The four words that children ask, when you pause, telling them a story. The four words you hear at the end of a chapter. The four words, spoken or unspoken, that show you, as a storyteller, that people care.

The joy of fiction, for some of us, is the joy of the imagination, set free from the world and able to imagine.

Talking to Al Sarrantonio I realised that I was not alone in finding myself increasingly frustrated with the boundaries of genre: the idea that categories which existed only to guide people around bookshops now seemed to be dictating the kind of stories that were being written. I love the word fantasy, for example, but I love it for the almost infinite room it gives an author to play: an infinite playroom, of a sort, in which the only boundaries are those of the imagination. I do not love it for the idea of commercial fantasy. Commercial fantasy, for good or for ill, tends to drag itself through already existing furrows, furrows dug by J. R. R. Tolkien or Robert E. Howard, leaving a world of stories behind it, excluding so much. There was so much fine fiction, fiction allowing free reign to the imagination of the author, beyond the shelves of genre. That was what we wanted to read.

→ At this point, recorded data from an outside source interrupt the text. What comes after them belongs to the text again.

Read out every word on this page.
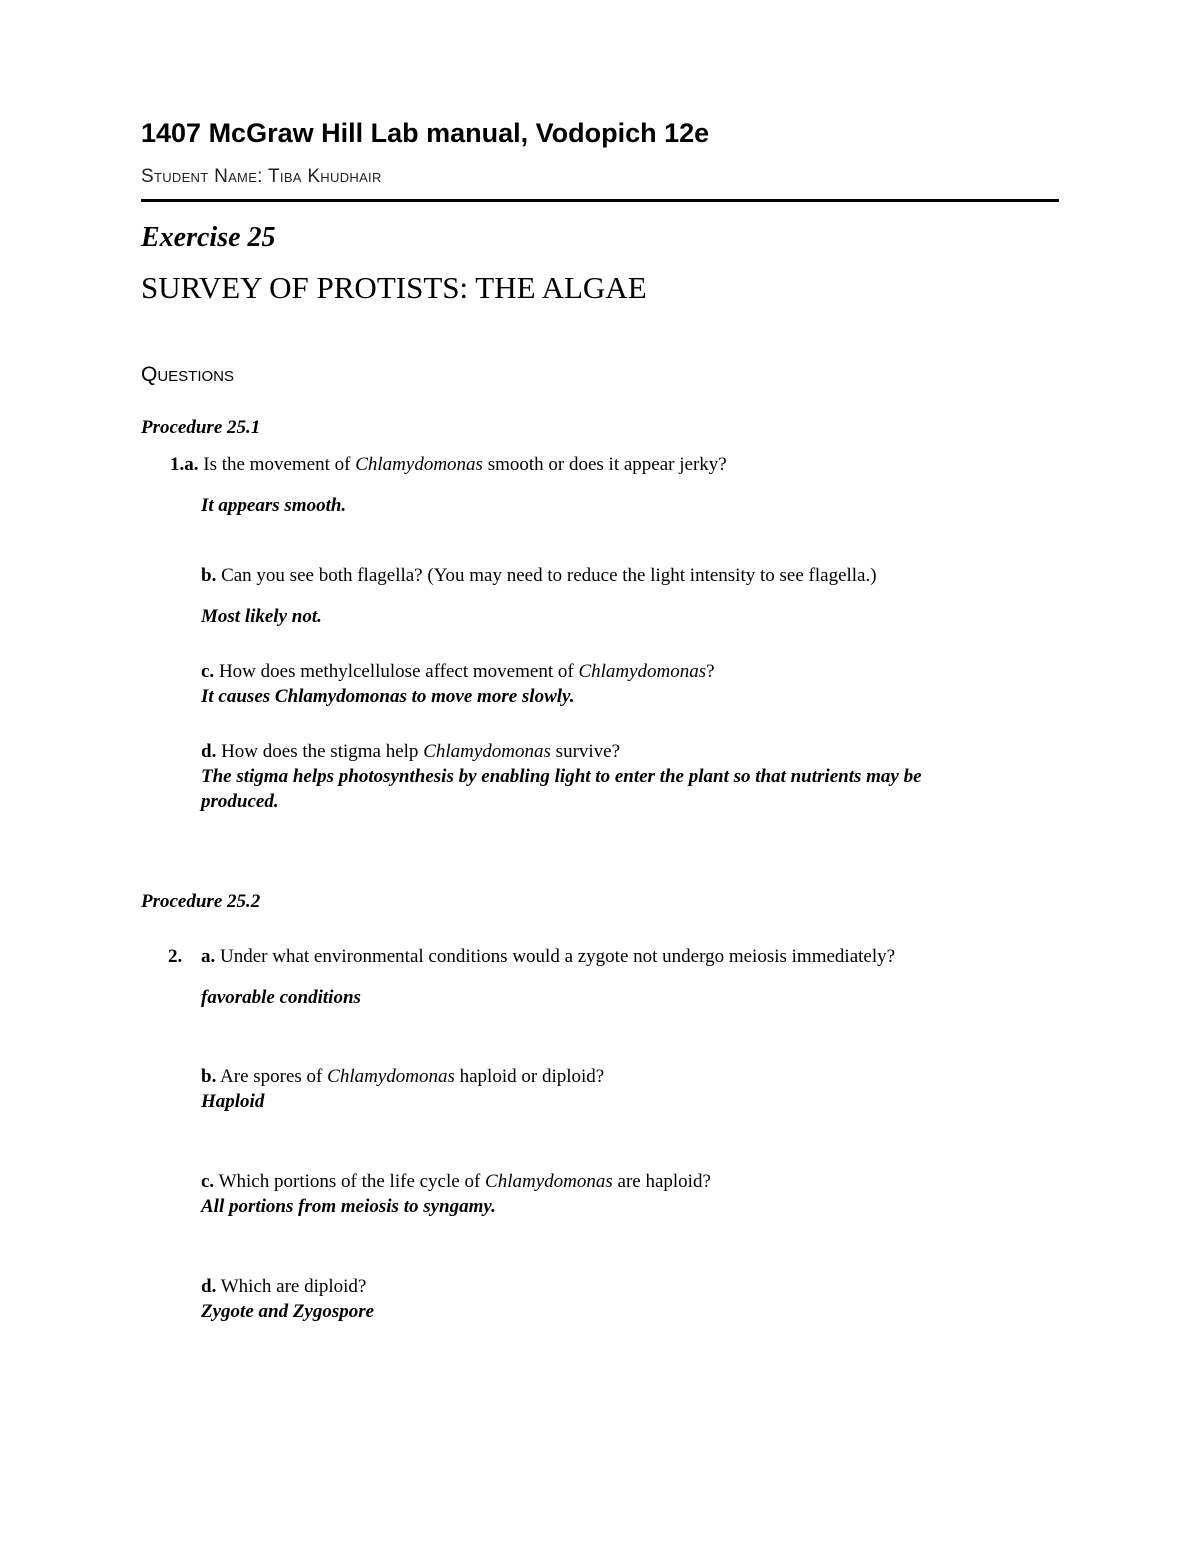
1407 McGraw Hill Lab manual, Vodopich 12e
Student Name: Tiba Khudhair
Exercise 25
SURVEY OF PROTISTS: THE ALGAE
Questions
Procedure 25.1
1.a. Is the movement of Chlamydomonas smooth or does it appear jerky?
It appears smooth.
b. Can you see both flagella? (You may need to reduce the light intensity to see flagella.)
Most likely not.
c. How does methylcellulose affect movement of Chlamydomonas?
It causes Chlamydomonas to move more slowly.
d. How does the stigma help Chlamydomonas survive?
The stigma helps photosynthesis by enabling light to enter the plant so that nutrients may be
produced.
Procedure 25.2
2. a. Under what environmental conditions would a zygote not undergo meiosis immediately?
favorable conditions
b. Are spores of Chlamydomonas haploid or diploid?
Haploid
c. Which portions of the life cycle of Chlamydomonas are haploid?
All portions from meiosis to syngamy.
d. Which are diploid?
Zygote and Zygospore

It seemed to us that the fantastic can be, can do, so much more than its detractors assume: it can illuminate the real, it can distort it, it can mask it, it can hide it. It can show you the world you know in a way that makes you realise you’ve never looked at it, not looked at it. G. K. Chesterton compared fantastic fiction to going on holiday-that the importance of your holiday is the moment you return, and you see the place you live through fresh eyes.